Mike moved on from what had become Getty Images to join the Observer, and later the Sunday Telegraph, at a time when national newspapers still had staff sports photographers.
This was the period when his work got its greatest projection, on front pages as well as back pages, and recognition, as Mike’s sports editor, Jon Ryan, recalls:
“Mike worked for the Sunday Telegraph during my time there and provided a stream of top-quality photographs for news and features. He always took the trouble to understand what the piece was about and was never satisfied until he had got exactly the shot he wanted.
“That is not to say that we never disagreed – usually when I had failed to select the picture that Mike believed we should have used. Indeed, he never gave up trying to convince you even after the first edition had gone. But it was this approach that made him such a wonderful professional to work with.
“I always enjoyed reading his Facebook posts where he still took joy in sharing pictures with those who followed him and directing us to pictures – mainly from the world of sport – that he admired and thought we would enjoy.
“His sad death will be felt by all those who worked with this kind, hugely professional and likeable man – whether writers, the backbench or sports editors.
“He is a great loss to the world of sports photography as his numerous awards testify.”
When Mike left the Telegraph, times were tough, especially for someone who described himself as a “photoholic”, someone who’s “taken lots of pictures and I can’t stop…. It’s my job”.
Being a freelance photographer in the modern, digital world of Flikr and smart phones is not easy. “Nowadays somebody only has to drop a plate, and 20 people are shooting it on a phone.
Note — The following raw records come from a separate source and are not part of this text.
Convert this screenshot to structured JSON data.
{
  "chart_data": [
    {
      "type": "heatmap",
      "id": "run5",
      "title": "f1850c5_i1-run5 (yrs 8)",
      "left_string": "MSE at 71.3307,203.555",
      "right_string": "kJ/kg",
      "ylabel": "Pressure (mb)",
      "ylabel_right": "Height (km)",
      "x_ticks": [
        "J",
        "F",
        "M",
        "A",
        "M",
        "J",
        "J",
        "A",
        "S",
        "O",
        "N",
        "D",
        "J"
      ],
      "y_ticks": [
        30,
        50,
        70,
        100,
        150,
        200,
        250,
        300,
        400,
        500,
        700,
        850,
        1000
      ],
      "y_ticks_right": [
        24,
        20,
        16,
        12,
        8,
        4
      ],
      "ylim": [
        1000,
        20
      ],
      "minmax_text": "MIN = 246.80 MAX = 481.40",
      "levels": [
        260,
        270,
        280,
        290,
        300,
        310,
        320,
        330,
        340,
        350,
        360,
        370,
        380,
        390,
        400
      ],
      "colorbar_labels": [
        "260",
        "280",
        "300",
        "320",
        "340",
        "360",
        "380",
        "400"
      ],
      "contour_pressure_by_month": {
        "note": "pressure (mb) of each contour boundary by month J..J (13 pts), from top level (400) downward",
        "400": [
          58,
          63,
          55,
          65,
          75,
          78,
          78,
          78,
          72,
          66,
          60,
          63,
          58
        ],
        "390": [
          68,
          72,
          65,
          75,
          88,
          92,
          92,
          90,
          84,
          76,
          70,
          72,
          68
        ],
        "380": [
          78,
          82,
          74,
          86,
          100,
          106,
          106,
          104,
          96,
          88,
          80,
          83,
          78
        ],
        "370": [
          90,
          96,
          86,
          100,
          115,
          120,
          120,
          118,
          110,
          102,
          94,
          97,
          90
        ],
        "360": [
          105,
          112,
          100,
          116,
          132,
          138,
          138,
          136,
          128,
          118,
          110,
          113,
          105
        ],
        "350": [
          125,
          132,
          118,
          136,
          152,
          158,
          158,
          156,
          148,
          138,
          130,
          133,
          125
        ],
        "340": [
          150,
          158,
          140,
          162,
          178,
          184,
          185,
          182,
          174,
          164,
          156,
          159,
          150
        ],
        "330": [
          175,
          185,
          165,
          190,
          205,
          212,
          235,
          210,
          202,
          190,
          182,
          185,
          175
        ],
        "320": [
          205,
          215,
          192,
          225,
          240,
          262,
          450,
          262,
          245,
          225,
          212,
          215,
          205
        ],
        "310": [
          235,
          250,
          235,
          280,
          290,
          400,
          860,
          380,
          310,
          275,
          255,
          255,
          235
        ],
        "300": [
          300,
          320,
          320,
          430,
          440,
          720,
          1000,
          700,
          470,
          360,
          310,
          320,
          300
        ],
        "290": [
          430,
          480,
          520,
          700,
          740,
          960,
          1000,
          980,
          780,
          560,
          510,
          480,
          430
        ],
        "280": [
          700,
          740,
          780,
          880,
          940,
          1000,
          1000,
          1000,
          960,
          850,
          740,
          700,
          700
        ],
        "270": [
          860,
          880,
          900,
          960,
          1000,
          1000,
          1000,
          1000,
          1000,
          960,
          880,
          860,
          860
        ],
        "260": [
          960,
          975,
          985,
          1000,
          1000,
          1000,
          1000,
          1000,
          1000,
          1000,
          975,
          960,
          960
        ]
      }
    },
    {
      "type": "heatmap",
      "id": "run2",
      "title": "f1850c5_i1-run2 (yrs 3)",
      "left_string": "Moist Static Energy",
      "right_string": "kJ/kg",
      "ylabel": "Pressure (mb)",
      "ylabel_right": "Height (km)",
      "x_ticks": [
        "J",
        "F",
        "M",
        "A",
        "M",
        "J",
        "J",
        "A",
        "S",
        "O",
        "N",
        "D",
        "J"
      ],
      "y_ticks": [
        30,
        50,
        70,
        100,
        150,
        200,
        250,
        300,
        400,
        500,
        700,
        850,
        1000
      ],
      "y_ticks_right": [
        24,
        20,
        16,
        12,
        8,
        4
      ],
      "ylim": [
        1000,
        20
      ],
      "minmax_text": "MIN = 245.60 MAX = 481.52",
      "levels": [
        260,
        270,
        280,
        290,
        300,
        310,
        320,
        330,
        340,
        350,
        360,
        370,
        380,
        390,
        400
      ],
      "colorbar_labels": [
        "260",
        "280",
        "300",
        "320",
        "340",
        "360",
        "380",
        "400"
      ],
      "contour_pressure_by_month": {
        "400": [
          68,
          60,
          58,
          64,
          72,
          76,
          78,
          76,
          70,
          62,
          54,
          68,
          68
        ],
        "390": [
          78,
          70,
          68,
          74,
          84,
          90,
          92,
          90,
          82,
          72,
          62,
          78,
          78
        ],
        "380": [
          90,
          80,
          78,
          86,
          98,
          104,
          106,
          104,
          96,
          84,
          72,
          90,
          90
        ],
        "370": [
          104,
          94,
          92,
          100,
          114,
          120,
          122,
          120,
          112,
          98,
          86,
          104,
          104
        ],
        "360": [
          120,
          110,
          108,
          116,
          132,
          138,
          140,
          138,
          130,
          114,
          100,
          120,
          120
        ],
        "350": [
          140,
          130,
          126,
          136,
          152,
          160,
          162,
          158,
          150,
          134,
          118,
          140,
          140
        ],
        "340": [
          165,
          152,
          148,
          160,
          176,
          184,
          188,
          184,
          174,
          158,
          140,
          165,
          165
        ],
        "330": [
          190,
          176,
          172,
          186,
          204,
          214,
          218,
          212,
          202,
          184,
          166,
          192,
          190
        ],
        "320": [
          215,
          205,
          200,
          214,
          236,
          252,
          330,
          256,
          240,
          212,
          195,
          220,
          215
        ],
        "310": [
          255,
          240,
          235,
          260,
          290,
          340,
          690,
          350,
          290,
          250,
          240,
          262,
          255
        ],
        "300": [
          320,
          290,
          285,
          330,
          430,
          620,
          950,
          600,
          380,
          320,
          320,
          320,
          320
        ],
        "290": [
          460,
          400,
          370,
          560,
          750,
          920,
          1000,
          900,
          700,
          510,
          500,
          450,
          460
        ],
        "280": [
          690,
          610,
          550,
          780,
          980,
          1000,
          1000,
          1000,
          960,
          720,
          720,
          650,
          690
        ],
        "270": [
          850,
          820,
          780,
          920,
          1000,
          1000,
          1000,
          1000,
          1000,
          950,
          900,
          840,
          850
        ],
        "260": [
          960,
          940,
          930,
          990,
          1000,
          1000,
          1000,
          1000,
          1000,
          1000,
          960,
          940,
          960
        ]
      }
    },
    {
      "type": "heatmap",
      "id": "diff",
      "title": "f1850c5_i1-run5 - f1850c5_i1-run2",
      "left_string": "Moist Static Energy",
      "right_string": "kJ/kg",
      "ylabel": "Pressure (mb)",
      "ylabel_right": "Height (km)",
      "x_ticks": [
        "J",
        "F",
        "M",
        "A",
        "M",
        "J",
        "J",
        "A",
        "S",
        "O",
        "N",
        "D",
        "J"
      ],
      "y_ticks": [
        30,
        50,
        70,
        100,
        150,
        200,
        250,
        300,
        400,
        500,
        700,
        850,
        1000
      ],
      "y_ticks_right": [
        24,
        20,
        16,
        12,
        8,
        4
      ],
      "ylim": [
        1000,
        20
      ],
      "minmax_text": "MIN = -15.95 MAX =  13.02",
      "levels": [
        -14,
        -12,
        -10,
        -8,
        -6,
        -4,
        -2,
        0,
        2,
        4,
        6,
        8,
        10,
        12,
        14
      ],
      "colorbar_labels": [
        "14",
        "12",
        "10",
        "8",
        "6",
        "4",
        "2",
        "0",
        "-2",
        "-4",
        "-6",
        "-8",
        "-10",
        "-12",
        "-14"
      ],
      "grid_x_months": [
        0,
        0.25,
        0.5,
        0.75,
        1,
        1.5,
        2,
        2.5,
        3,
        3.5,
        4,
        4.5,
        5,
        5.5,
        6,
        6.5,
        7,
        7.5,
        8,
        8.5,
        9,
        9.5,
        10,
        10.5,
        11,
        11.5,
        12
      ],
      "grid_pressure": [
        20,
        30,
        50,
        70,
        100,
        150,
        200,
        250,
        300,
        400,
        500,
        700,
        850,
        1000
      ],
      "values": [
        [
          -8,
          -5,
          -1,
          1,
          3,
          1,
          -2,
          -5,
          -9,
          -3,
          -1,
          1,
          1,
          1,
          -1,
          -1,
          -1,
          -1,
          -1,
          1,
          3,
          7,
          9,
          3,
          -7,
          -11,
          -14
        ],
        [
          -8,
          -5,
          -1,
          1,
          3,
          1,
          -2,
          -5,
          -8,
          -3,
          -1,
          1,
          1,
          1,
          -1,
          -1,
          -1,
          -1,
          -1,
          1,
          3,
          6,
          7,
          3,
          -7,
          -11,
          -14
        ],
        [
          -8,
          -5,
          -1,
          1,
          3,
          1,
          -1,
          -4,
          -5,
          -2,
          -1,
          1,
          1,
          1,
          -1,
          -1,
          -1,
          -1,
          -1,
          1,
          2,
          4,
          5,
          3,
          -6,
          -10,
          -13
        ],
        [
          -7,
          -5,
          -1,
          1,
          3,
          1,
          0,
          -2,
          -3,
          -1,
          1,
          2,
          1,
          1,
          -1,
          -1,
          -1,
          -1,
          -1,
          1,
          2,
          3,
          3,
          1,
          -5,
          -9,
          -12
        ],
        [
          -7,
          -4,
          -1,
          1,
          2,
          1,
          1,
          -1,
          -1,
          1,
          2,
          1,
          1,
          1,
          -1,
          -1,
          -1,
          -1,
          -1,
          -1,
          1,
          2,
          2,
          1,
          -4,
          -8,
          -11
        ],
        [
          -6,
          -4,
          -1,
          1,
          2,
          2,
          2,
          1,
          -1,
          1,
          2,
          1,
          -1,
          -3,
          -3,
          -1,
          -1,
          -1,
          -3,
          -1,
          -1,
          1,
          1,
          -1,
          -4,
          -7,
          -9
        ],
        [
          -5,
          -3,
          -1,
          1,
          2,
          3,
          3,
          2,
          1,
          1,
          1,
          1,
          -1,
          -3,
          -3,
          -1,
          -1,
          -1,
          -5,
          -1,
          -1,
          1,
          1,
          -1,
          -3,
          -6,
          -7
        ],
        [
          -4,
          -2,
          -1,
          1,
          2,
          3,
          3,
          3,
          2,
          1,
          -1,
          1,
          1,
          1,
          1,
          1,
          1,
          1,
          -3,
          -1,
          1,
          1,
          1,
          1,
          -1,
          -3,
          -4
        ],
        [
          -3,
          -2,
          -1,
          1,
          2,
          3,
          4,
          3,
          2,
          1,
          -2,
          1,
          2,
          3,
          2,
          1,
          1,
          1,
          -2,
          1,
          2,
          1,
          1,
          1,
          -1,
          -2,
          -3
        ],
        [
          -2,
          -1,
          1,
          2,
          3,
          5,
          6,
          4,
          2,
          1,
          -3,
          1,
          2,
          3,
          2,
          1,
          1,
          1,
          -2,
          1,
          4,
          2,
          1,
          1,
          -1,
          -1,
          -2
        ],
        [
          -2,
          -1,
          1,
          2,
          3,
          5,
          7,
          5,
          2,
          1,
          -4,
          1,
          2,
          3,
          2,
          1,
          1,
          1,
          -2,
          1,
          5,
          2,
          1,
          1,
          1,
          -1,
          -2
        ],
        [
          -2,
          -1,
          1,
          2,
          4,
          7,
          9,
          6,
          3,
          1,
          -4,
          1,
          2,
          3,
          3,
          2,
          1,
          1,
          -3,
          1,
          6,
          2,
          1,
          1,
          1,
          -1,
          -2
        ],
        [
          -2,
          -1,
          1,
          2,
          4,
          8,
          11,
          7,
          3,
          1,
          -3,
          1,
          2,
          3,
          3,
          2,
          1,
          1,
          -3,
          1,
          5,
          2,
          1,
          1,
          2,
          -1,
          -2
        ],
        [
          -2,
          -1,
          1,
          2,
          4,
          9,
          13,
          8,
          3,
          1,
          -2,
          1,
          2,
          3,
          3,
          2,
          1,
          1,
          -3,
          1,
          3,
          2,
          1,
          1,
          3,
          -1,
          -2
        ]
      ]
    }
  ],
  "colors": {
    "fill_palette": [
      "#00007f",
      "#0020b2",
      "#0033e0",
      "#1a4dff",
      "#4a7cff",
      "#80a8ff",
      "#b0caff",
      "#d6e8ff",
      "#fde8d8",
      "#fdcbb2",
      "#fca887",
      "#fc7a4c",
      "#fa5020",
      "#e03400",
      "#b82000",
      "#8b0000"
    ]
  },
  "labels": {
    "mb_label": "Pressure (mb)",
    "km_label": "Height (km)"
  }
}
It’s like the Wild West out there,” Mike wrote a couple of years ago.
He was always delighted to provide advice and insight into the professional photographer’s world: “Don’t be shy out there, but always wear a smile. It can disarm most people. Don’t be too precious about your metal; use it. If you keep it under wrap, you’ll miss everything. Don’t assume you can take the shot later. Chances are you’ll never see that combination again,” he wrote in one article.
Mike diversified to earn a crust, taking on long-range adventure assignments in the Antarctic one week and wedding photography the next. He was, of course, outstanding at both. Mike King was not a great sports photographer. He was a great photographer, and at the heart of that was his fascination in and interest in people.
Recently, I had an excuse to put a (very) modest bit of work Mike’s way, and on the second occasion had the pleasure of spending a day with him, wandering around the South Bank and Waterloo, as he took meticulous care and attention to get just the perfect shot for the purpose, images for Christian Wolmar’s campaign to become Mayor of London, which have been used daily and widely, in print and online publications over the past few weeks.
Christian’s been a working journalist for a very long time, and he was hugely impressed by Mike’s diligence and brilliance – and by their shared interest in cycling. Mike revealed that he had a couple of bikes gathering dust at home: “I must check it out and start using the bike again,” Mike said, a touch of his old confidence coming back.
“My condolences to Mike’s family,” Christian said today. “Mike did fantastic photos for the Wolmar for London campaign – they have brightened up our website and all our output for the past two months. I am so sorry, he’ll be very sorely missed.”
When I said goodbye to Mike that afternoon, I never imagined it would be for the final time.
His long-time friend and colleague, Philip Brown, has put together this montage of images which offers a far better tribute to Mike King than anything I could write.
The officers, committee and members of the Sports Journalists’ Association send their condolences to Mike’s family and friends.